The Tubular Gore Tetroon (TGT) is my solution to the “Upson Ring” (UR) problem. When a large balloon is first launched for a very high altitude flight the gas at sea level pressure is only a small bubble. All the weight of balloon fabric and payload hangs on the circumference of that bubble. This is the UR. One could compare the load at the UR to the breaking length of a piece of cord. A 100 pound breaking strength cord that weighs one pound per foot can only be hanging 100 feet.. Any additional length paid out will break the cord.
If one tied one pound lift balloons to the cord at each one foot point on the cord, the breaking length would be unlimited.
A tetrahedral balloon can be fabricated with one web of fabric that is spiral formed in a short tube. (Like one ply of a toilet paper cardboard core.) If the ends are sealed off skewed at 90 degrees to each other and the two lines from one end of one end seal to the two ends of the opposite seal are the same length as the end seal, an equilateral tetrahedral surface is formed . It is made up of four equilateral triangles.
Such a tetrahedron is termed a “Tetroon”.

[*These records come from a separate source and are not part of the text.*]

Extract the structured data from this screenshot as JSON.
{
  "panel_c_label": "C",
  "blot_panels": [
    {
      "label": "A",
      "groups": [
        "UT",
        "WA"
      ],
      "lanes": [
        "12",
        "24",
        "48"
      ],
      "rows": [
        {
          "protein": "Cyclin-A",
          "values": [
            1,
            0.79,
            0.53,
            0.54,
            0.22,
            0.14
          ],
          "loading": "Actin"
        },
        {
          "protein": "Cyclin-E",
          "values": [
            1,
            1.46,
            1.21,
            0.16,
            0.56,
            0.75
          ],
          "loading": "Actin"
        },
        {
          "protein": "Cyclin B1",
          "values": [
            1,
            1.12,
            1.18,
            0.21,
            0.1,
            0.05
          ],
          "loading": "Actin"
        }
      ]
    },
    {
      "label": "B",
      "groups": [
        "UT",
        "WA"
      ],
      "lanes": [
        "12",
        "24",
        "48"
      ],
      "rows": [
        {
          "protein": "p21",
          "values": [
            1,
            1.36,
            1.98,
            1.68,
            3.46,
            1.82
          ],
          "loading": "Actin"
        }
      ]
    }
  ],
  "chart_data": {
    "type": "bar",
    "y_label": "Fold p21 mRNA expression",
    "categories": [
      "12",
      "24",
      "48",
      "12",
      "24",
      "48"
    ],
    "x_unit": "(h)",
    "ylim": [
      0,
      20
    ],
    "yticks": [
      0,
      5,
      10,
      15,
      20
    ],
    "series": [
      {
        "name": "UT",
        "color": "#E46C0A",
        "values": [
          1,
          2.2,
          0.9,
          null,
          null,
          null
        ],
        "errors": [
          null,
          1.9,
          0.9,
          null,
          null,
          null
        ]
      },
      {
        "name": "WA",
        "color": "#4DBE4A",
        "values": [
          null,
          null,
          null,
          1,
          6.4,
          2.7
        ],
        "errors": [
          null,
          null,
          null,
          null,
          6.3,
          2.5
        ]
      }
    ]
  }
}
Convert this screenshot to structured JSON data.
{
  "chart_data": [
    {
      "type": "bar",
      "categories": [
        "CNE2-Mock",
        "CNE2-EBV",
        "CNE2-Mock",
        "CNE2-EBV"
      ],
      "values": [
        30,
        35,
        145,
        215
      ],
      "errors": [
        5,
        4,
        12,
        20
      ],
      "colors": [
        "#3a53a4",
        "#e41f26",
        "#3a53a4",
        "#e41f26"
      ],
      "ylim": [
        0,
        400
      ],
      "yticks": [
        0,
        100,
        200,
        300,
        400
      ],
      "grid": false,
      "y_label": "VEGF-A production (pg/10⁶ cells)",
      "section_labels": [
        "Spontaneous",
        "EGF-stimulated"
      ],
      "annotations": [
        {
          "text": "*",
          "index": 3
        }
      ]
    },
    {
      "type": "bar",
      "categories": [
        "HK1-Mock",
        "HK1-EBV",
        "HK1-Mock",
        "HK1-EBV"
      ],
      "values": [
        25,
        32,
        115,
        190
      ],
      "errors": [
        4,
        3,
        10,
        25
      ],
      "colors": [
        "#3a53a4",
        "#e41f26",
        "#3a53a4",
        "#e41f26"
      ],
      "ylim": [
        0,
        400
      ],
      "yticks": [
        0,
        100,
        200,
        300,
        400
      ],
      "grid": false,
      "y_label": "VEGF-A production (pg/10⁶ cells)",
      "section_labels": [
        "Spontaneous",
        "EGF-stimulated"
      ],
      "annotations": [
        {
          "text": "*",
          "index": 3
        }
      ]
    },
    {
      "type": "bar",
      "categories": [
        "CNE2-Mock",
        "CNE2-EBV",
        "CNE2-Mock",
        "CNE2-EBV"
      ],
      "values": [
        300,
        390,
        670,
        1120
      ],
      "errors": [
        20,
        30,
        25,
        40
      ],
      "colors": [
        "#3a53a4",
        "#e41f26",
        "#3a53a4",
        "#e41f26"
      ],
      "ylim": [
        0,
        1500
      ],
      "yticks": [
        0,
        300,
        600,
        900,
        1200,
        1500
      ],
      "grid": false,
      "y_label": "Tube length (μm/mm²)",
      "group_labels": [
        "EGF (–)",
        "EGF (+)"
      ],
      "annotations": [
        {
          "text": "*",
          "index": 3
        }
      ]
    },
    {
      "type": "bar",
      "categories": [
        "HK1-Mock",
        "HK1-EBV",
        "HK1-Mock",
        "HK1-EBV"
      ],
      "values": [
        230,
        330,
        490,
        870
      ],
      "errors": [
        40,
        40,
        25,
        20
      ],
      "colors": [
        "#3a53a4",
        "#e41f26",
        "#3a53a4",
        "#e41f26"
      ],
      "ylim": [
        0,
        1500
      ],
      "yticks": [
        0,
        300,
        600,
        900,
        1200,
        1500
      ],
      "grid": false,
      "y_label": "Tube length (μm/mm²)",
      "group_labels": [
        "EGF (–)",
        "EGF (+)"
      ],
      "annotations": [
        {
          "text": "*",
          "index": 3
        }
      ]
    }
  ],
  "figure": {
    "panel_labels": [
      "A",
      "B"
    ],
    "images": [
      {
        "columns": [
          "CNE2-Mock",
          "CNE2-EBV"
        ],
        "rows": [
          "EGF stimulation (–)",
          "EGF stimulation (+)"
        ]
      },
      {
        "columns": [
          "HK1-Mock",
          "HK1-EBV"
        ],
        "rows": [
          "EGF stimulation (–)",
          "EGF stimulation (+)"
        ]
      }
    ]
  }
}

The payload is attached to one vertex. The center of the opposite triangle becomes the top center of the balloon. The web of the tetroon’s skin arbitrarily starts at the load point corner and goes to a second corner at the other end of the end seal and spirals around to finally end up along the horizontal seal between the opposite corners.
For the TGT the web is a tube of balloon material. Its diameter is such that the unit lineal volume has an aerostatic buoyancy slightly greater than its weight. The tube is open to the central volume of the tetrahedron only near the end of the tube that is at the loading point (the bottom).
At initial inflation, only the tube is inflated with just enough gas for payload and free lift discharged into the central volume. The bubble in the central volume is very small and has comparatively little buoyancy against its small UR. As the balloon rises, gas discharges (by expansion) into the central volume. In effect, the central volume is being inflated at altitudes where the atmospheric pressure is lower. With the lower density the lifting gas has lower unit lift and so puts a lower unit stress on the skin.
In the case of an ultra high altitude balloon where the payload is only a very small percentage of the total load this economy can be dramatic.